Siti menceritakan bahwa usaha ini dirintis sejak 2014. Gagasan membuat dodol pala muncul saat ia melihat limbah daging pala terbuang sia-sia.
“Kami melihat hasil rempah yang melimpah yaitu pala di Maluku Utara, tetapi dagingnya itu dibuang. Kami membuat minuman buah pala dan sirup pala, kemudian kami melihat hasil dari rebusan minuman pala ini kami buang percuma. Terbesit dalam pikiran kami memanfaatkan limbah dari hasil pemuatan minuman buah pala, akhirnya saya ingin membuat dodol buah pala,” kata Sulastri, Sabtu (5/7/2025).
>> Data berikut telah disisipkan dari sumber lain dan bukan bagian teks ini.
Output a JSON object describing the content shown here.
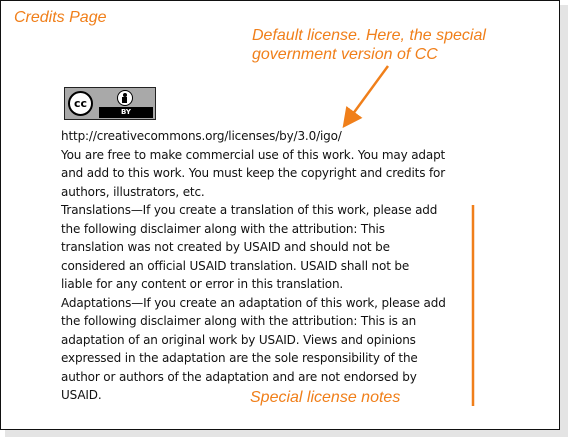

Proses pembuatan dodol pala ternyata memerlukan eksperimen dan kesabaran tinggi. Kini dodol tersebut menjadi oleh-oleh khas Maluku Utara dan berhasil menjadi produk dodol pala pertama dari limbah buah pala di provinsi tersebut.
“Alhamdulillah banyak diminati banyak tamu-tamu terutama dari luar daerah. Mereka penasaran dan saat mencicipi dodol buah pala, mereka terkesan, rasanya enak sekali. Rasanya lain dari dodol biasanya karena ada rasa asam khas pala yang segar-segar,” ujarnya.
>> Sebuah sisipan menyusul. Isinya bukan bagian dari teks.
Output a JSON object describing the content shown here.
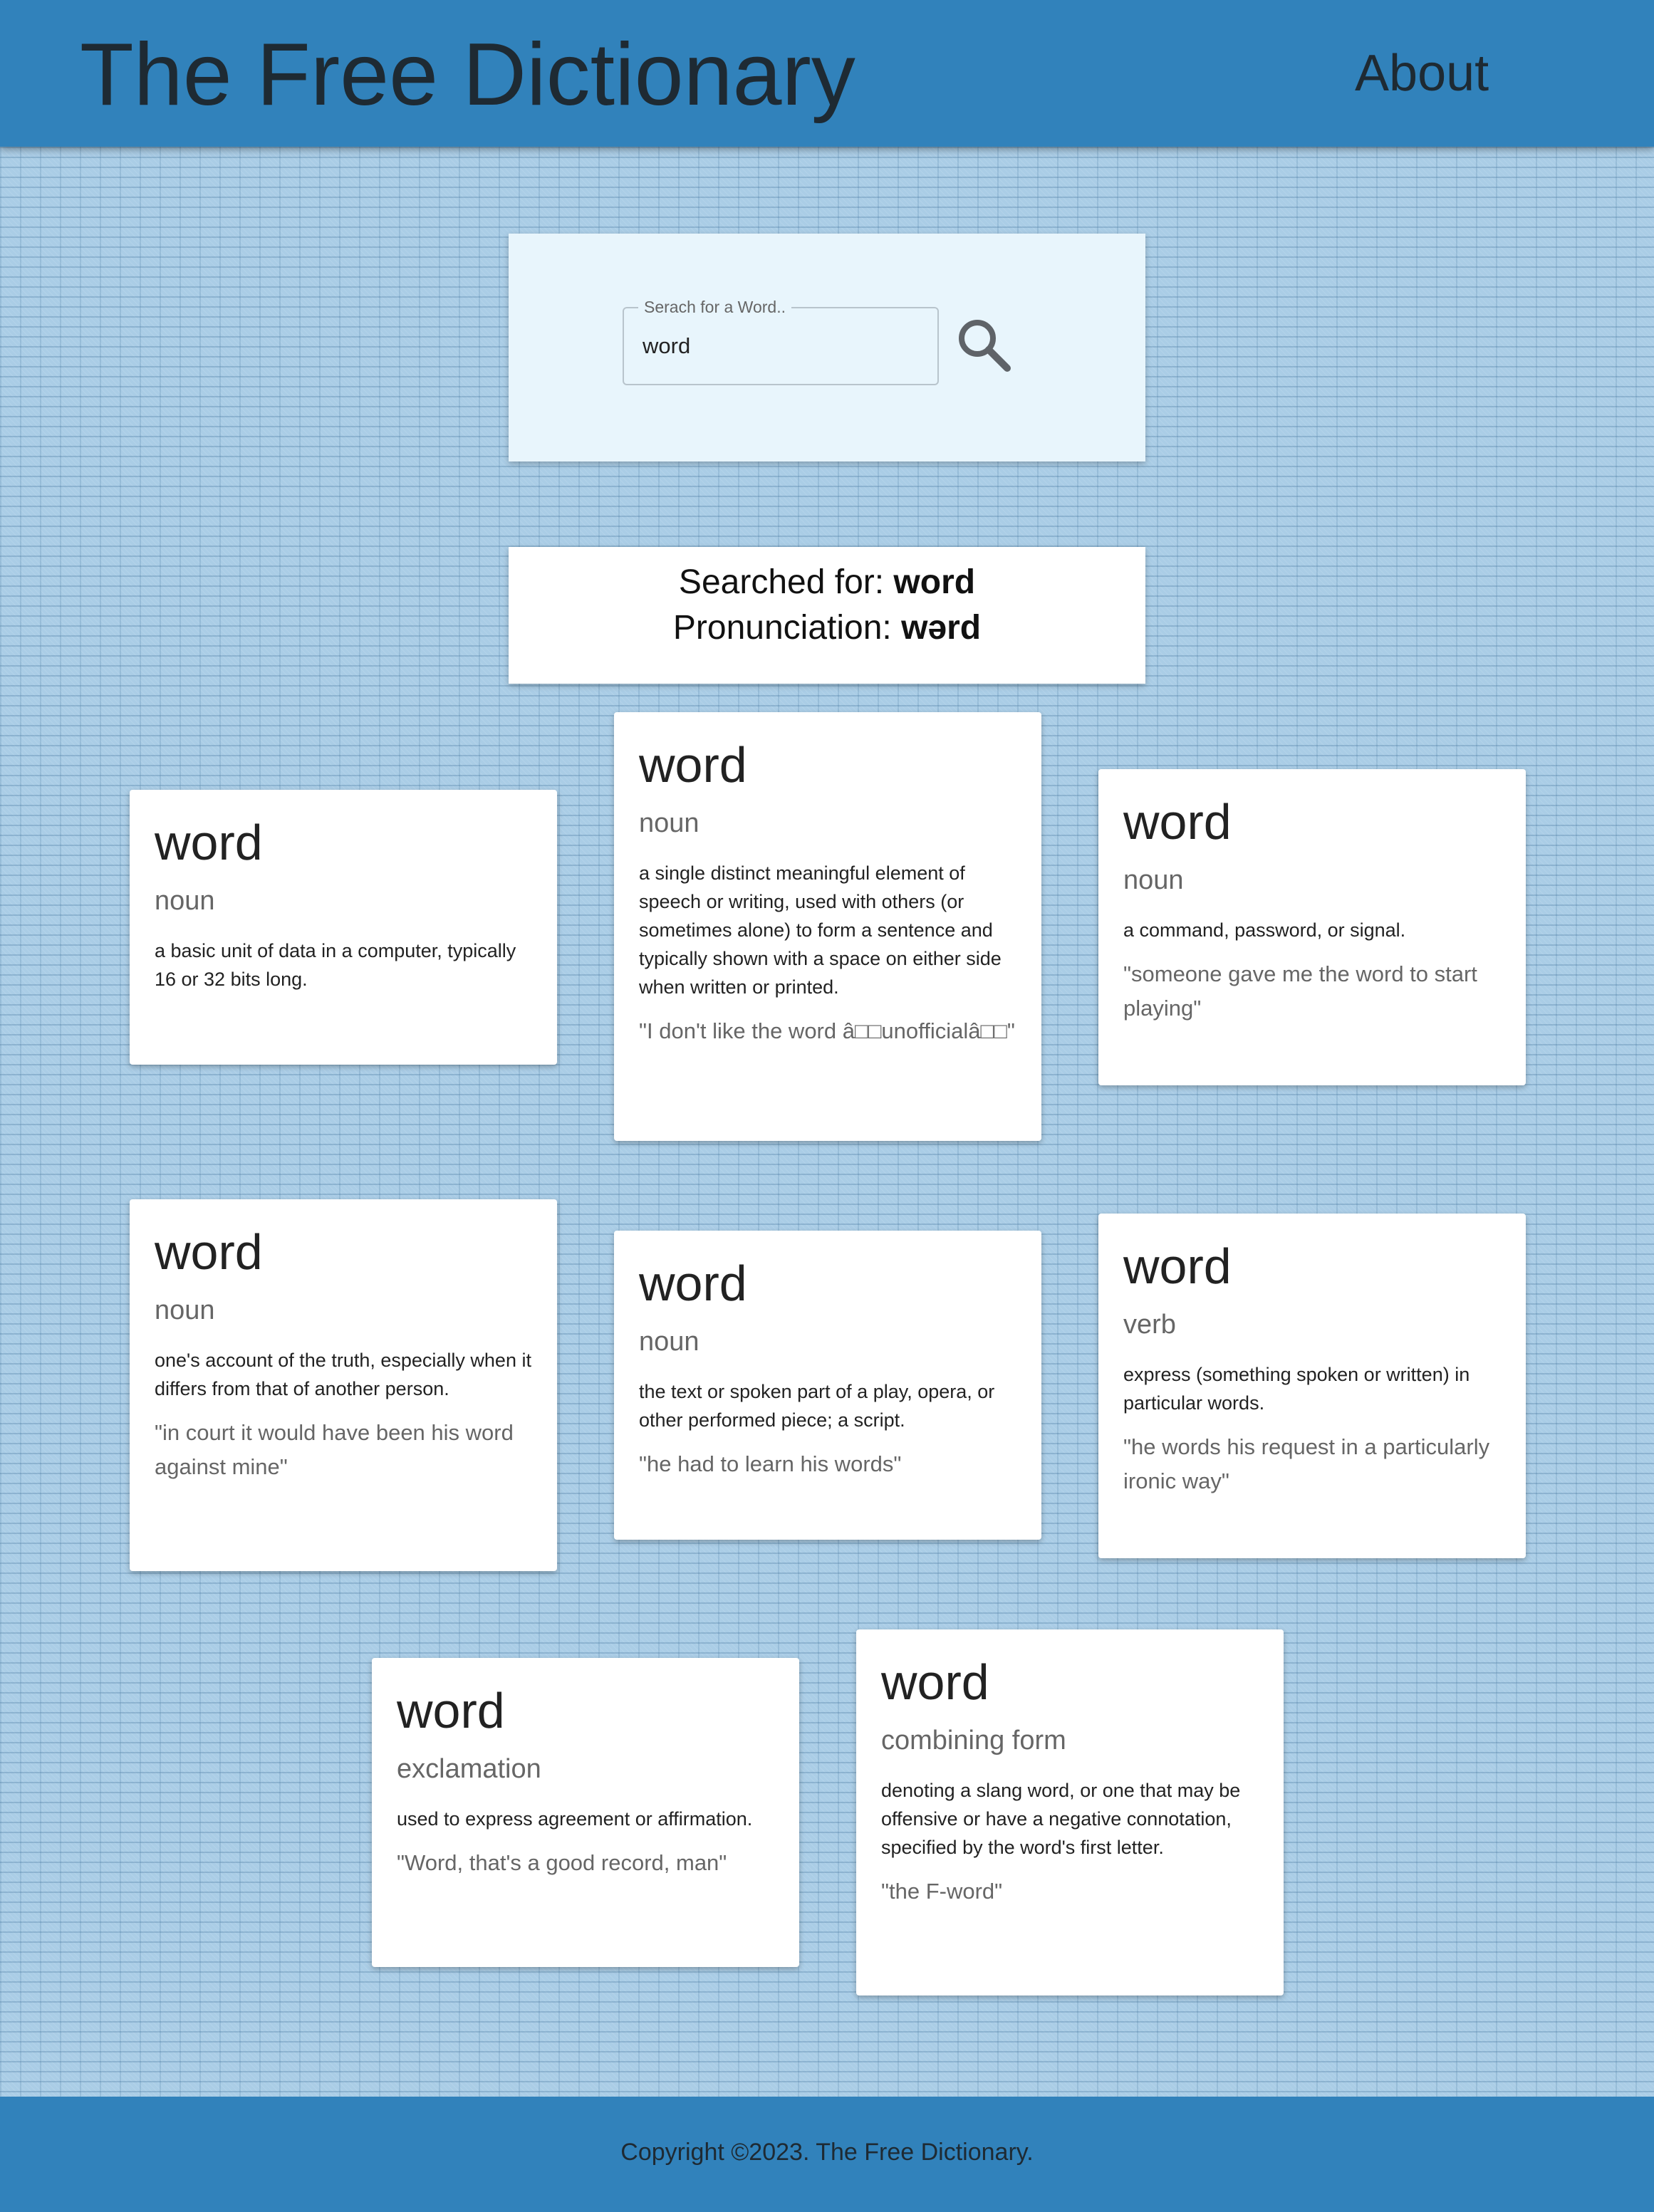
{
  "header": {
    "title": "The Free Dictionary",
    "about_label": "About"
  },
  "search": {
    "legend": "Serach for a Word..",
    "value": "word",
    "button_icon": "search-icon"
  },
  "result": {
    "searched_label": "Searched for: ",
    "searched_value": "word",
    "pronunciation_label": "Pronunciation: ",
    "pronunciation_value": "wərd"
  },
  "cards": [
    {
      "word": "word",
      "pos": "noun",
      "definition": "a basic unit of data in a computer, typically 16 or 32 bits long.",
      "example": ""
    },
    {
      "word": "word",
      "pos": "noun",
      "definition": "a single distinct meaningful element of speech or writing, used with others (or sometimes alone) to form a sentence and typically shown with a space on either side when written or printed.",
      "example": "\"I don't like the word â□□unofficialâ□□\""
    },
    {
      "word": "word",
      "pos": "noun",
      "definition": "a command, password, or signal.",
      "example": "\"someone gave me the word to start playing\""
    },
    {
      "word": "word",
      "pos": "noun",
      "definition": "one's account of the truth, especially when it differs from that of another person.",
      "example": "\"in court it would have been his word against mine\""
    },
    {
      "word": "word",
      "pos": "noun",
      "definition": "the text or spoken part of a play, opera, or other performed piece; a script.",
      "example": "\"he had to learn his words\""
    },
    {
      "word": "word",
      "pos": "verb",
      "definition": "express (something spoken or written) in particular words.",
      "example": "\"he words his request in a particularly ironic way\""
    },
    {
      "word": "word",
      "pos": "exclamation",
      "definition": "used to express agreement or affirmation.",
      "example": "\"Word, that's a good record, man\""
    },
    {
      "word": "word",
      "pos": "combining form",
      "definition": "denoting a slang word, or one that may be offensive or have a negative connotation, specified by the word's first letter.",
      "example": "\"the F-word\""
    }
  ],
  "footer": {
    "copyright": "Copyright ©2023. The Free Dictionary."
  }
}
Dalam proses produksinya, daging pala disortir, dicuci, lalu dipotong dan dihaluskan bersama santan kelapa. Setelah itu, dicampur gula merah, gula pasir, tepung ketan, garam, dan sedikit bubuk pala. Semua bahan dimasak dalam kuali selama 3 hingga 4 jam hingga matang sempurna, lalu didinginkan semalaman sebelum dikemas.
“Setelah masak kita taruh di loyang dan didinginkan selama satu malam. Pada esok harinya baru kita lakukan kemasan kecil-kecil sesuai ukuran, dan jadinya satu kemas,” ucap Sulastri.
Produk dodol pala tersebut kini dipasarkan melalui berbagai jalur, baik offline maupun online, termasuk Instagram, Facebook, WhatsApp, Shopee, dan Tokopedia. Produk ini juga tersedia di galeri UMKM lokal dan toko oleh-oleh Dekranasda.
“Alhamdulillah peminatnya banyak sekali. Apalagi kalau ada turis datang, mereka selalu berkesan. Untuk satu bungkus harganya Rp 30.000 yang original, dan Rp 35.000 yang kenari. Kalau satu kali produksi bisa 100 bungkus. Cuan satu bulan bisa sampai Rp 15 juta,” pungkasnya.